48,794 Senior Homeowners take a HECM in 2016; Count the many benefits

September 7th, 2016  | by Jason Oliva Published in HECM, News, Retirement, Reverse Mortgage

48,794 homeowners took a HECM (Home Equity Conversion Mortgage) in 2016. They used their home equity in retirement to provide funding for a variety of projects, paid up their balances owed and for many of them, established a line of credit that actually earns a substantial growth percentage on their credit balances. If they don’t use the line of credit, it could become a larger amount than the mortgage they took out to establish it, and without payments in their lifetime and there’s a 50% chance the line of credit will exceed the value of the home itself.

A new webinar, co-hosted by Tom Dickson, who leads RMF’s Financial Advisor Channel, served to educate financial services professionals on refreshed ways of thinking about reverse mortgages, particularly within the context of retirement income planning. This involved a basic overview of the HECM program, including the recent program changes post-2013, as well as a variety of simulations depicting how a reverse mortgage can fit into a financial planning client’s retirement plan.

One scenario assumes a 62-year-old client with a home worth $625,500 in Pennsylvania.

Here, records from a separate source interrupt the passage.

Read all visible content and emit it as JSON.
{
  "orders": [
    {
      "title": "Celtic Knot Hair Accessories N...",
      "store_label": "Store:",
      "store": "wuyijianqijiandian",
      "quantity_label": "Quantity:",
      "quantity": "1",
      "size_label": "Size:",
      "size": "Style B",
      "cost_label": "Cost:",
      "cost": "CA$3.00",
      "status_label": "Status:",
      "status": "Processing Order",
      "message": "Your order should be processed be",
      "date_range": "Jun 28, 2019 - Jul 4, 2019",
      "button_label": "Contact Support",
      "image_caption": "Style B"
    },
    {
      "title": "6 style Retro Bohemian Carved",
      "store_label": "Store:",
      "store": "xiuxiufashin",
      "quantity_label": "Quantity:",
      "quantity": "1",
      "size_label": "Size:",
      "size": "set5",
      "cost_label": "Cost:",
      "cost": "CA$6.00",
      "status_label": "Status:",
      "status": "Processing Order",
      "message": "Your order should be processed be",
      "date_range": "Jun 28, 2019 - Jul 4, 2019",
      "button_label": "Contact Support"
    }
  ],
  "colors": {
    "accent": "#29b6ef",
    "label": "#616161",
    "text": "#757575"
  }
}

By taking a HECM line of credit, this client has $327,500 available to them at the time of the credit line’s inception. If the credit line is left to grow, after 10 years, the available proceeds available to the client will have grown to $613,365. By year 20, the credit line will have grown to $1,149,193.*

With this pricing option, the borrower receives a lender credit covering nearly all closing costs. The upfront cost of $125 is for a non-refundable independent counseling fee, on average, which the borrower pays directly to the counseling agency.

“This [reverse mortgage credit line] can basically provide another deferred income vehicle,” Dickson said during the webinar.

Opening a HECM line of credit can basically serve as a “put option” on the value of the home that can protect borrowers in the event that their home price falls in value, Pfau said.

“If interest rates don’t increase in the future, eventually the line of credit will grow to be more than the home value,” Pfau said. “If you start to introduce risk for home price fluctuations and the potential for rates to increase in the future, by age 82—for someone who opens a line of credit at 62—there’s a 50% chance that the line of credit can grow to be more than the value of the home.”

Unlike most retirement strategies and investments, where low interest rates could hurt, today’s current low rates are particularly beneficial for HECMs and the retirees who use them.

“Reverse mortgages are one of the interesting tools that work better in a low interest rate environment,” Pfau said. “Normally, low rates are bad for retirees—it makes retirement more expensive. Opening the reverse mortgage is one of the few strategies out there, relatively speaking, that benefits from a low interest rate environment.”

*This scenario assumes (1) 62-year-old borrower; (2) PA home valued at $625,500; (3) LOC will grow at 1.25% above the adjustable-rate mortgage, which uses the 1-year LIBOR plus a margin of 3.375%. Initial APR is 4.741% as of 6/21/16, which can change annually. Also assumed: 2% annual interest cap, and 5% lifetime interest cap over the initial interest rate. Maximum interest rate is 9.559%; (4) the growth rate remains at 5.85%; (5) no draws by the borrower.